Clifton Park

Master park plan completed in Clifton Park

William Casey, former president of the Shenendehowa school board, discusses a plan to sell land to the town in 2017.
PHOTOGRAPHER:
William Casey, former president of the Shenendehowa school board, discusses a plan to sell land to the town in 2017.

Categories: News, Saratoga County, Schenectady County, Your Niskayuna

CLIFTON PARK — A solid vision for a future park in the center of Clifton Park has, after years of planning and effort in securing the land, finally has been realized.

Saratoga Springs-based companies Behan Planning presented the entire plan to the Clifton Park Town Board Monday night. Behan has, along with Elan Design, helped guide the park planning process. 

Clifton Park purchased the land from the Shenendehowa Central School District for $1 million in 2018 after an extensive back and forth and two referendums.

The overall plan is broken into roughly five sections: background of the park and goals; the existing conditions of the property, including the terrain; the public input garnered from the planning process; a complete analysis from the firms on those subjects; and the master plan itself in the last section.

A rough draft of the plan, released by the town in September, showed an emphasis after extensive public surveying on pedestrian accessibility, keeping the land naturally forested, and incorporating educational opportunities about the nature of the land.

The park planning process has been an extensive one, stretching over a year and incorporating various meetings and information sessions to spread public awareness about the project. 

There were also workshops and community-oriented events held to develop the park’s master plan, including multiple tours of the property during which the public was able to join the Town Center Park Planning Committee to explore the site.

“We’ve gone through a comprehensive public planning process. We’ve followed the same template that we’ve followed for many other long-term strategic planning processes that we’ve embarked upon and completed in the last 20 years,” Clifton Park Town Supervisor Phil Barrett said on Monday night. “This project has a lot of interest,” Barrett said.

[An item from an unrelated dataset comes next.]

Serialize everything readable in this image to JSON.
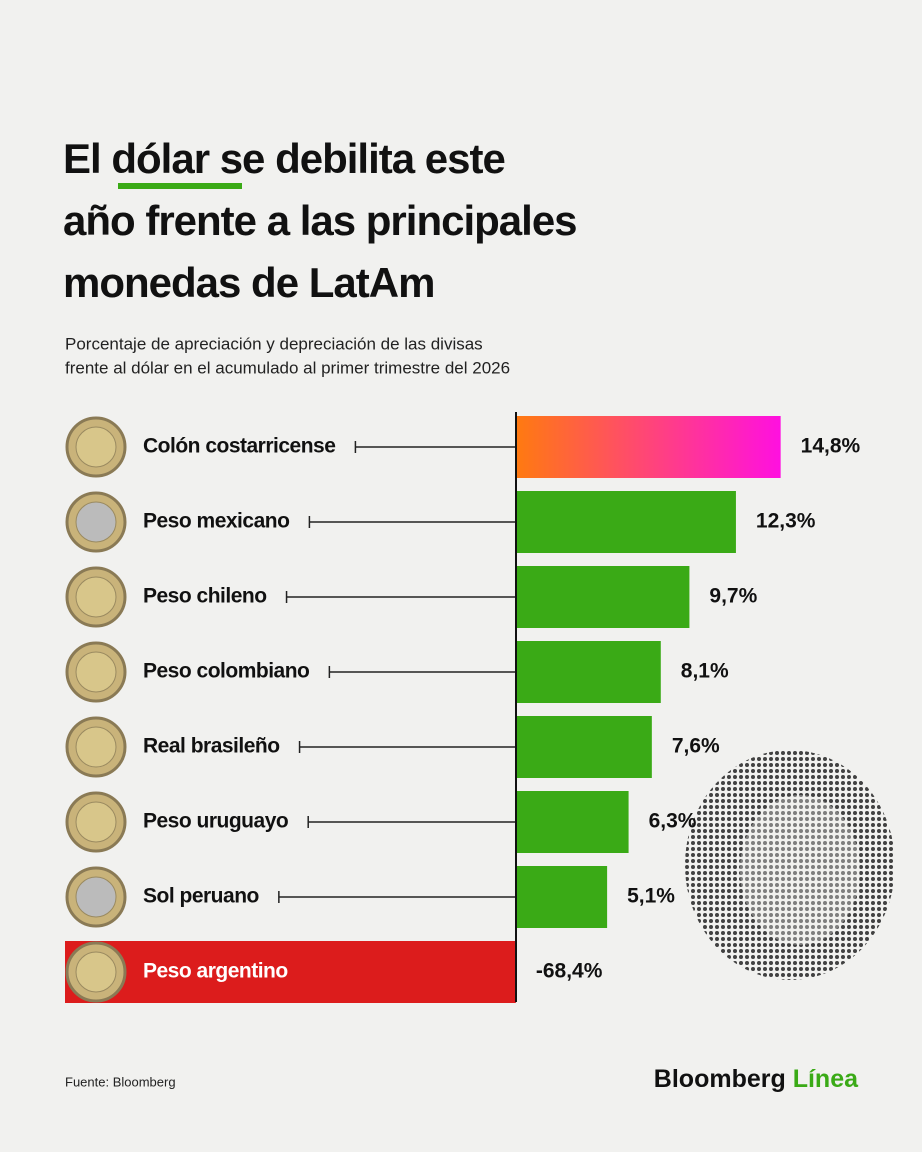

The idea, a representative from Behan said on Monday night to the board, has been finding a balance between preservation of the land and making an attractive gathering spot for town.

“Our goal, from the beginning, has always been to understand the character of the land,” Michael B. Allen, senior associate at Behan, said. “Find out what the people of Clifton Park want.”

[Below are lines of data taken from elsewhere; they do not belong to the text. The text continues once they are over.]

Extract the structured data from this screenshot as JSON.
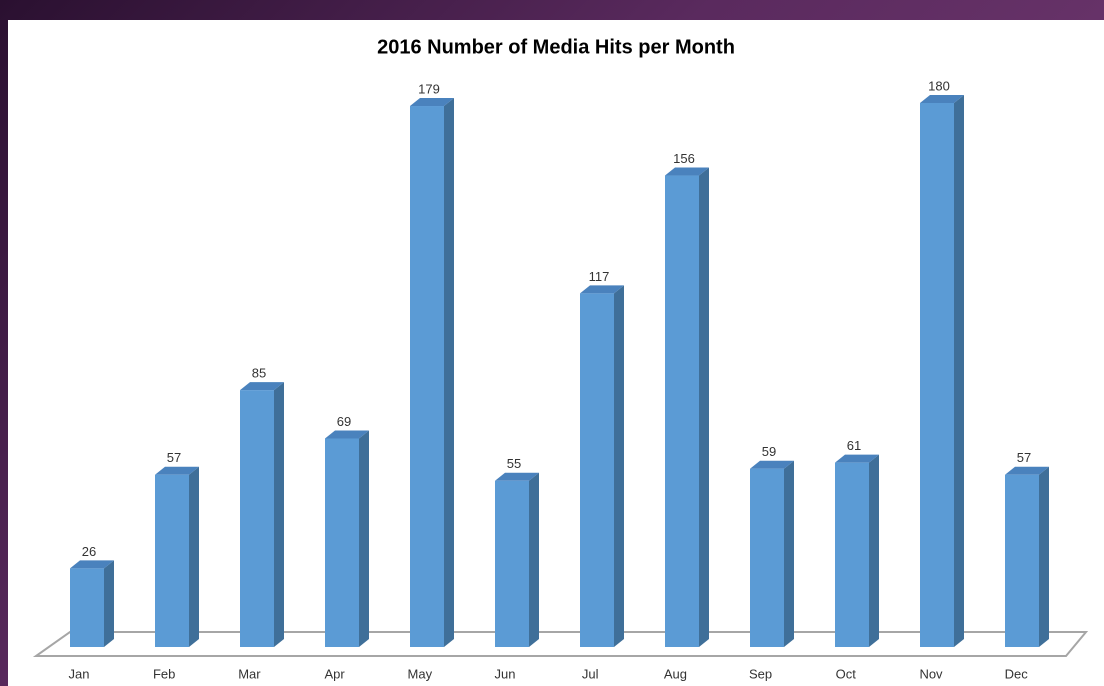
{
  "chart_data": {
    "type": "bar",
    "title": "2016 Number of Media Hits per Month",
    "categories": [
      "Jan",
      "Feb",
      "Mar",
      "Apr",
      "May",
      "Jun",
      "Jul",
      "Aug",
      "Sep",
      "Oct",
      "Nov",
      "Dec"
    ],
    "values": [
      26,
      57,
      85,
      69,
      179,
      55,
      117,
      156,
      59,
      61,
      180,
      57
    ],
    "color": "#5b9bd5"
  }
}
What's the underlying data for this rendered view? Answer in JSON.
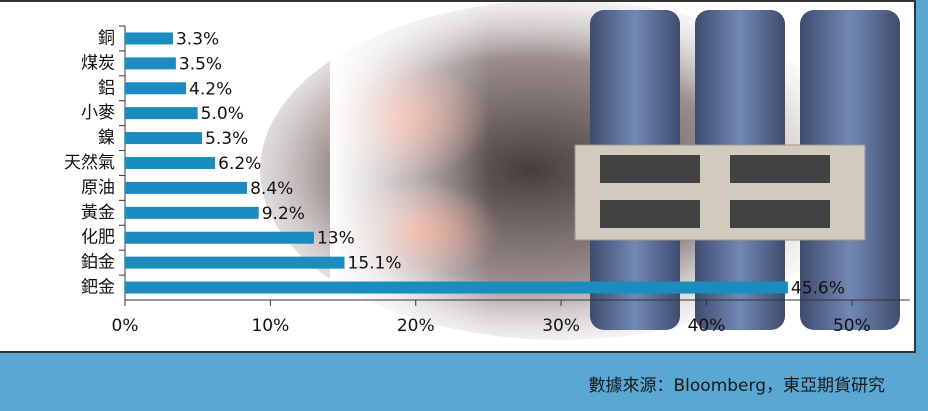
{
  "chart_data": {
    "type": "hbar",
    "categories": [
      "銅",
      "煤炭",
      "鋁",
      "小麥",
      "鎳",
      "天然氣",
      "原油",
      "黃金",
      "化肥",
      "鉑金",
      "鈀金"
    ],
    "values": [
      3.3,
      3.5,
      4.2,
      5.0,
      5.3,
      6.2,
      8.4,
      9.2,
      13,
      15.1,
      45.6
    ],
    "value_labels": [
      "3.3%",
      "3.5%",
      "4.2%",
      "5.0%",
      "5.3%",
      "6.2%",
      "8.4%",
      "9.2%",
      "13%",
      "15.1%",
      "45.6%"
    ],
    "color": "#1b8cc0",
    "xlim": [
      0,
      54
    ],
    "xticks": [
      {
        "value": 0,
        "label": "0%"
      },
      {
        "value": 10,
        "label": "10%"
      },
      {
        "value": 20,
        "label": "20%"
      },
      {
        "value": 30,
        "label": "30%"
      },
      {
        "value": 40,
        "label": "40%"
      },
      {
        "value": 50,
        "label": "50%"
      }
    ],
    "source": "數據來源：Bloomberg，東亞期貨研究"
  }
}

The surveys conducted indicated that a majority of people want to see the park retain its natural characteristics. 

According to the plan, a natural park includes keeping existing trees in place and adding new and unpaved trails in various sections of the park.

Other considerations include how much parking space, if any, should be installed, and whether other amenities, such as picnic areas, should be created.

The main theme was to create a pedestrian connection, Allen said, from Moe Road to the town center.

“That was sort of the main spine of the idea, and from that, different design iterations came off of that,” he said.

The entire master plan for the park can be accessed via the town’s website.

Right now, Allen said, the plan is projected to cost approximately $3.7 million, and would be divided up into two construction phases, or more, if the town decided to stretch it out more. Upkeep, including plowing, Allen added, is estimated to cost the town approximately $73,000 annually.

“That’s a pretty good estimate, we feel,” Allen said. 

He noted that Behan is looking at various funding options to pay for the project, including state county and federal funding and donation solicitation. The town also recently received a $250,000 state grant to develop a plan for the new 37-acre park, secured by state Sen. Jim Tedisco, R-Glenville.

Allen said that the completion of the plan comes after a concern from some residents that, while there was heavy momentum in the movement to get the park into the town’s possession, there was a worry that the momentum would stop when the process reached the planning stages. That, Allen said, was not the case.

“We are very excited that we have wrapped this up in a year, and we’re very much looking forward to seeing the next phase of this move forward,” he said. “We’d like to see the town move forward as quickly as possible.”

Barrett agreed, and said the park would serve as a multi-season asset to Clifton Park.

“This plan combines opportunities for active recreation, passive recreation, planning community events of all kinds. We have a lot of good ideas for what we can do within that property,” he said. “There are some really exciting opportunities in the future.